Informed Consent for Treatment

Informed Consent for Treatment

    1. I have been provided specific, complete and accurate information about the treatment and have had time to study the information and/or seek additional information concerning the treatment, including:
      1. desired and possible outcomes and possible risks of the treatment(s) (including side effects);
      2. treatment recommendations and benefits;
      3. the way the treatment is to be administered and services are to be provided;
      4. approximate duration of treatment;
      5. alternative treatment modes I may pursue;
      6. probable consequences of not receiving this treatment; and
      7. the approximate fees that the client or another responsible party will be expected to pay for the proposed treatment.
    2. I understand that I have the right to withdraw this Informed Consent for Treatment at any time, in writing.
    3. I understand that this Informed Consent for Treatment is in effect for fifteen (15) months from the date signed, at which time Catalpa may ask me to sign a new Informed Consent for Treatment, or until the time that I may elect to withdraw this Informed Consent for Treatment.
    4. I have been advised that I may have a copy of this Informed Consent for Treatment, if I so request.
    5. I acknowledge that I have been informed my or my child's case will become inactive after discontinuation of treatment, but this will not prevent me or my child from returning for services in the future.

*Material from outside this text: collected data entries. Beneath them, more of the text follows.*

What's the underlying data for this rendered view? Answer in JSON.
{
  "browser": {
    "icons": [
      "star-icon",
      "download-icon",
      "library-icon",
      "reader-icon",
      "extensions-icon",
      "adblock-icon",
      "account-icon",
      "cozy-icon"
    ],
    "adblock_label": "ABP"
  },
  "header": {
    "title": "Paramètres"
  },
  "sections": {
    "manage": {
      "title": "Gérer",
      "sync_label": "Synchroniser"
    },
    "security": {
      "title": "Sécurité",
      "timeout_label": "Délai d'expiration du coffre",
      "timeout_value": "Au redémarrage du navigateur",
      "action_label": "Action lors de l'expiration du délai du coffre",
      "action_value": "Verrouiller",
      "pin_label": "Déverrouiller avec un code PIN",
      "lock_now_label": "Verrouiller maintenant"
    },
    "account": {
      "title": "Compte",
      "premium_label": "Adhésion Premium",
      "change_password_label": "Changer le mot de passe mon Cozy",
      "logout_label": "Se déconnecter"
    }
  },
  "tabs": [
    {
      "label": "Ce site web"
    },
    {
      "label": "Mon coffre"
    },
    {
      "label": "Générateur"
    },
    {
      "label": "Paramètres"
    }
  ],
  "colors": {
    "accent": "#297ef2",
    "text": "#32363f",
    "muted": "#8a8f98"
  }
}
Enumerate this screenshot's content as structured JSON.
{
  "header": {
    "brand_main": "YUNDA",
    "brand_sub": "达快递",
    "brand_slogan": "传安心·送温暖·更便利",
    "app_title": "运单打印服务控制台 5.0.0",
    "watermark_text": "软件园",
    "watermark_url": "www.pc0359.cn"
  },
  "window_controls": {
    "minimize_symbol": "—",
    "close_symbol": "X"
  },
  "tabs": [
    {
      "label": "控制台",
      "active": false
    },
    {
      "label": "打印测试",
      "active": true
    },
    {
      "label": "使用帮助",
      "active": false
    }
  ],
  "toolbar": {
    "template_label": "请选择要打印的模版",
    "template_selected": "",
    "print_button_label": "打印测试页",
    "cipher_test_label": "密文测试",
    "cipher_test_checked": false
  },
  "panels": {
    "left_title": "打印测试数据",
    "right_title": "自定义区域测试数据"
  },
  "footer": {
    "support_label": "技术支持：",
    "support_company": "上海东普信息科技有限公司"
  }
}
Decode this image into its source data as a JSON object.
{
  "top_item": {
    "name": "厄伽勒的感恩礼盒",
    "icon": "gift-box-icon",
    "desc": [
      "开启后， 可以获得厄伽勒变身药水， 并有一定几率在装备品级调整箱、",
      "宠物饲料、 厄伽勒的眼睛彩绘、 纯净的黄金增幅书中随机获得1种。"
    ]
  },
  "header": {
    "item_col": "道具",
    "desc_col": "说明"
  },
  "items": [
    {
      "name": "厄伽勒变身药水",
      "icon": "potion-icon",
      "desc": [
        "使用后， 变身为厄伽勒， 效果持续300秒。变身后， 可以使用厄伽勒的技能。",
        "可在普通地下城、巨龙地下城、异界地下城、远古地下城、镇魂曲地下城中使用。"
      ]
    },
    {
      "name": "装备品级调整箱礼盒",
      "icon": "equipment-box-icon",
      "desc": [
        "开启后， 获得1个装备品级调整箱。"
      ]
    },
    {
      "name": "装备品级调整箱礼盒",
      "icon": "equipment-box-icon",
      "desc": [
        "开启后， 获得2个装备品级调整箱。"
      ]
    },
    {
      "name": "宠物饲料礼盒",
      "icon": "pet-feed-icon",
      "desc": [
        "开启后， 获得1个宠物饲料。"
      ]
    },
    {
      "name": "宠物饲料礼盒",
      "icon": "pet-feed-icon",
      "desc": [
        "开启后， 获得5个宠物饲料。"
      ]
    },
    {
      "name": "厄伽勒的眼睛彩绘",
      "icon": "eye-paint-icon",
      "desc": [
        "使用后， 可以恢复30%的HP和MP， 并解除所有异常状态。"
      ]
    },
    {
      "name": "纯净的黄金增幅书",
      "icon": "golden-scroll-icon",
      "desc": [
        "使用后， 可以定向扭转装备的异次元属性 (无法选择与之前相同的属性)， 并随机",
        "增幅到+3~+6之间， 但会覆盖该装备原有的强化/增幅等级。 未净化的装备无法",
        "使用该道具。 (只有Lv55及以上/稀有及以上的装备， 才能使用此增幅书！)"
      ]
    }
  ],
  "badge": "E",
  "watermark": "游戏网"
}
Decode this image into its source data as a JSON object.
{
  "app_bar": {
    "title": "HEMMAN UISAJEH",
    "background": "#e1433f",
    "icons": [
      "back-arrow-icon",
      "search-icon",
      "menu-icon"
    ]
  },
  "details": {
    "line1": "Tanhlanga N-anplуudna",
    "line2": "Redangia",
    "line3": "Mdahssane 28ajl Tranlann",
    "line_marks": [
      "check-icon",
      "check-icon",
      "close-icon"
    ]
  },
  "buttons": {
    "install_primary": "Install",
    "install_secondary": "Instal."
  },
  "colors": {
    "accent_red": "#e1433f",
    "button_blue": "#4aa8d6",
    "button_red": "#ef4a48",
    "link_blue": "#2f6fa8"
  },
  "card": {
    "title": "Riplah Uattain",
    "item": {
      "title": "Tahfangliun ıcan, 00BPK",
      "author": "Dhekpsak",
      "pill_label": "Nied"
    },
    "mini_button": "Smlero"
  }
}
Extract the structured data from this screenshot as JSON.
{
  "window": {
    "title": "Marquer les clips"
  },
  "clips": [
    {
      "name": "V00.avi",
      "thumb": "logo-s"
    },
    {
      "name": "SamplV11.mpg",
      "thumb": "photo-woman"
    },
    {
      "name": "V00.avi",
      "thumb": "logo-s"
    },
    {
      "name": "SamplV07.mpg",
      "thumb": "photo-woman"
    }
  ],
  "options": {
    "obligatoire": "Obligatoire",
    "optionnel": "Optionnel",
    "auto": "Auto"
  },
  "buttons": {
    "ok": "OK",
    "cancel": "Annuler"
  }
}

    6. I acknowledge that I have been informed of the following rights:
      1. Client Rights and Responsibilities, and the Grievance Procedure.
      2. How to access emergency services.
      3. Confidentiality of client information.
      4. Who to contact to get information about the cost of treatment.
      5. The right to request to meet with Catalpa's clinical manager.
      6. Appointment Cancellation Policy.
      7. Catalpa's Discharge Policy, which includes circumstances under which a client may be involuntarily discharged.
    7. The undersigned certifies that he/she has read the foregoing and is competent to execute it, or is authorized to execute if on another's behalf.
    8. This Informed Consent for Treatment is good for fifteen (15) months from the date signed.
  • In the event that there is an error with the form submission, we will need to contact you directly. Please provide the best phone number to reach you if follow up is needed.
  • I agree and understand the treatment plan for my child, and authorize Catalpa to provide outpatient mental health services.
  • I acknowledge that I have participated in the development of my treatment plan, agree with it, and authorize Catalpa to provide outpatient mental health services.